Tracking loss in Unity

When the device can't locate itself in the world, the app experiences "tracking loss". By default, Unity will pause the update loop and display a splash image to the user anytime tracking is lost. Once tracking is regained, the splash image goes away and the update loop continues.

As an alternative, the user can manually handle this transition by opting out of the setting. All content will seem to become body locked during tracking loss if nothing is done to handle it.

Default Handling

The update loop and all messages and events will stop for the duration of tracking loss by default. At that same time, an image will be displayed to the user.

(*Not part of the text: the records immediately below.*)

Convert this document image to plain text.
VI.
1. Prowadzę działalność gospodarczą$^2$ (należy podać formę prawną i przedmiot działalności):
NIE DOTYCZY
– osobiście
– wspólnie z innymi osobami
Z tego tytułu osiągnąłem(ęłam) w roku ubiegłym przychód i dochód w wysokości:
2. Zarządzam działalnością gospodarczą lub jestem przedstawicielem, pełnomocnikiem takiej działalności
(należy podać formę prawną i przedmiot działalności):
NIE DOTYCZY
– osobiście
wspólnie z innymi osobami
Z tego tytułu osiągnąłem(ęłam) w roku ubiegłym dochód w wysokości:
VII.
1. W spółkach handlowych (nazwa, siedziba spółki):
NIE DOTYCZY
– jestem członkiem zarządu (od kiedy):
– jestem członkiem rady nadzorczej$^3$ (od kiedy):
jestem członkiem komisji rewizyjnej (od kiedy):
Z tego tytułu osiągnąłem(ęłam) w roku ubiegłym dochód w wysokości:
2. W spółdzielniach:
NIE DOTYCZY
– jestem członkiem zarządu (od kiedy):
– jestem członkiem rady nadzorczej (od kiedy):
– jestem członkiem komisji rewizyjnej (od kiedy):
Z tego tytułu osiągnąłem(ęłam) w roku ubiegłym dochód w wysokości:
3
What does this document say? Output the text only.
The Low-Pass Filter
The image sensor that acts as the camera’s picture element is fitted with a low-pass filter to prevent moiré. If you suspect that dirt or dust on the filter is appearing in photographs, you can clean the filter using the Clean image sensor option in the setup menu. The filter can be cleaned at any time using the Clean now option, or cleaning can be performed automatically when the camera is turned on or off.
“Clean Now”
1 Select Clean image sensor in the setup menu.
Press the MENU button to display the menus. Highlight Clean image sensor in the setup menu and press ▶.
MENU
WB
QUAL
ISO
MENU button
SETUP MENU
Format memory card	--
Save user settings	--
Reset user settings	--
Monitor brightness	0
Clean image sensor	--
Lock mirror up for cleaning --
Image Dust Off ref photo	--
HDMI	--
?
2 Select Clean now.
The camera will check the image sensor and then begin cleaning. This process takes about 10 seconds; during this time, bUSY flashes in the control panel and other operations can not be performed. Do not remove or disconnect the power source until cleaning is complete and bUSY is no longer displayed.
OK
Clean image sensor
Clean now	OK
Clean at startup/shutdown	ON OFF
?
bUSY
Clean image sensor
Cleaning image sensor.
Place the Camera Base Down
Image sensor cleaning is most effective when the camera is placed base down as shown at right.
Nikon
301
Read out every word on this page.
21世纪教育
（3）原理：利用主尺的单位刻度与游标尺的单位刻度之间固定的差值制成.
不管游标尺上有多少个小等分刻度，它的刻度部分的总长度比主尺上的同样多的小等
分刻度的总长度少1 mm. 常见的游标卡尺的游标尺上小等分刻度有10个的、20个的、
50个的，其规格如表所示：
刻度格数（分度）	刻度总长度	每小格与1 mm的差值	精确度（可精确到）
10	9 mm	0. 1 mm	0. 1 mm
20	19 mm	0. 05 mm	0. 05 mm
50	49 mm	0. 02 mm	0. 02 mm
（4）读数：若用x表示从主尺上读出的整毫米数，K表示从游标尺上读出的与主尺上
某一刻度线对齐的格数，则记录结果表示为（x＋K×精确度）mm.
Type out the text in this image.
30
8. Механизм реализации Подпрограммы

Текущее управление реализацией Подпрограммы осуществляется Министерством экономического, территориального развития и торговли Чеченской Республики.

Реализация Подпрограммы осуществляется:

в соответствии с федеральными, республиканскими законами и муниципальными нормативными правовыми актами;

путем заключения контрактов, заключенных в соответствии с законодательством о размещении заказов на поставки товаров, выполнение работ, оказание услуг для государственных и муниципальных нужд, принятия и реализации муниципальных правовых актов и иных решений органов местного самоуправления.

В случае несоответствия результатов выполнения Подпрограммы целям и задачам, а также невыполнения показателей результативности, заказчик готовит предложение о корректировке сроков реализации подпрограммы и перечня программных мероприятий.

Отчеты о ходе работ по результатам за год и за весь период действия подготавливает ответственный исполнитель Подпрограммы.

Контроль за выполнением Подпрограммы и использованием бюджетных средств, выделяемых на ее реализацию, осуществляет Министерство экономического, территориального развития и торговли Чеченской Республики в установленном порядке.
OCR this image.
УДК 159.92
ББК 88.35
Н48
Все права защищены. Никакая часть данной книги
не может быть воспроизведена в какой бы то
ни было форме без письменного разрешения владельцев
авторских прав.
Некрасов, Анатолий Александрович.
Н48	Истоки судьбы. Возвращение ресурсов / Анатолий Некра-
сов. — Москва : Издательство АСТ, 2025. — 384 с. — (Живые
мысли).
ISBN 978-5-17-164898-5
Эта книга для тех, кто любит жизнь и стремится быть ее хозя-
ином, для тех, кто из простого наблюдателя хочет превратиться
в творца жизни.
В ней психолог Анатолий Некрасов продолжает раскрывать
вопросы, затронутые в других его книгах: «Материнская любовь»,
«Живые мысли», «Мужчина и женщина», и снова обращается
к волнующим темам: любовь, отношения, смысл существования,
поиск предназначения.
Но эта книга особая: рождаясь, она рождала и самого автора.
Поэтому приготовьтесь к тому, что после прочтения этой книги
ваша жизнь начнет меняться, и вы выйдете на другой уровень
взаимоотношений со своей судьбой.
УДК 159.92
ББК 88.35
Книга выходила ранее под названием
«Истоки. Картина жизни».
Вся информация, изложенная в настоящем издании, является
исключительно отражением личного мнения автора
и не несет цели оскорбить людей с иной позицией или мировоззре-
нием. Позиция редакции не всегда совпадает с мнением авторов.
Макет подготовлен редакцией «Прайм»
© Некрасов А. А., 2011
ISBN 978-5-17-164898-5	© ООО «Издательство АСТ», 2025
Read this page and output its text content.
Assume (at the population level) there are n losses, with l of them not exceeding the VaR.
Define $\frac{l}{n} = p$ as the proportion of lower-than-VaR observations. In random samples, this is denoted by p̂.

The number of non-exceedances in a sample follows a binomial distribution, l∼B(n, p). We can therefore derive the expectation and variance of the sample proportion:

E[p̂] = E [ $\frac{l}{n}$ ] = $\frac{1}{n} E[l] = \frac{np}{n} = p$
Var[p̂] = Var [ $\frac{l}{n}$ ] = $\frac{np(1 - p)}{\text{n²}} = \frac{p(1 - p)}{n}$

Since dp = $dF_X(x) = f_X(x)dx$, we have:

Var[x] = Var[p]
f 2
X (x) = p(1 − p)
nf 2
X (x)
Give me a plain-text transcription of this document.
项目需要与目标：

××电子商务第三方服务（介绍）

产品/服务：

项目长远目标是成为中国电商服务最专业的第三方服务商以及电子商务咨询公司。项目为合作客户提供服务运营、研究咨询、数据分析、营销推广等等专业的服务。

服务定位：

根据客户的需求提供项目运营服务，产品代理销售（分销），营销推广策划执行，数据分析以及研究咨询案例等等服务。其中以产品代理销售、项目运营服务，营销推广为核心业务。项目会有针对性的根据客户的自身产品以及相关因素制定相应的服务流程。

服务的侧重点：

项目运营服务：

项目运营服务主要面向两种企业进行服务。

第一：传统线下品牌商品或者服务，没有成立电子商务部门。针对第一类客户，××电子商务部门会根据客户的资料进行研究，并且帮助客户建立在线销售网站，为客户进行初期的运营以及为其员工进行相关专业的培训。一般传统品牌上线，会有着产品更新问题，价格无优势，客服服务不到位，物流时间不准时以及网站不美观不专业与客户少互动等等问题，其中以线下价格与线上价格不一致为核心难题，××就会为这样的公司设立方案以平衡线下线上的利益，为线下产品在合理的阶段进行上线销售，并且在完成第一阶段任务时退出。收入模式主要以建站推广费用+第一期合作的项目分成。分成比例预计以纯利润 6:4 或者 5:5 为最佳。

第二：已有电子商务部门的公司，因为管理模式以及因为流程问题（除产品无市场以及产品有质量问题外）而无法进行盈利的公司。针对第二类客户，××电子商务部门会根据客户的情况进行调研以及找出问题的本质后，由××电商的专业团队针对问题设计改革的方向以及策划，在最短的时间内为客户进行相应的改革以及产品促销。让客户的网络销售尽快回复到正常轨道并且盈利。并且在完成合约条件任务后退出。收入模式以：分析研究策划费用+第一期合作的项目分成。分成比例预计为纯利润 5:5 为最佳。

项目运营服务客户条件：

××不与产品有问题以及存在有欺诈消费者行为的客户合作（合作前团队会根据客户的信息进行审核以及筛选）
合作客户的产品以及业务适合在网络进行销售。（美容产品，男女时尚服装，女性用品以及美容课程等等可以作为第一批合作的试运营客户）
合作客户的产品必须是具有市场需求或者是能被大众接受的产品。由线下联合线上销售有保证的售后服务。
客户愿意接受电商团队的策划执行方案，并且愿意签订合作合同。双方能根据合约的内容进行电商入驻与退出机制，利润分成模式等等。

You can customize this image by going to Edit->Settings->Player, clicking Splash Image, and setting the Holographic Tracking Loss image.

Manual Handling

To manually handle tracking loss, you need to go to Edit > Project Settings > Player > Universal Windows Platform settings tab > Splash Image > Windows Holographic and uncheck "On Tracking Loss Pause and Show Image". After which, you need to handle tracking changes with the APIs specified below.

Namespace: UnityEngine.XR.WSA
Type: WorldManager

  • World Manager exposes an event to detect tracking lost/gained (WorldManager.OnPositionalLocatorStateChanged) and a property to query the current state (WorldManager.state)
  • When the tracking state isn't active, the camera won't appear to translate in the virtual world even as the user translates. Objects will no longer correspond to any physical location and all will appear body locked.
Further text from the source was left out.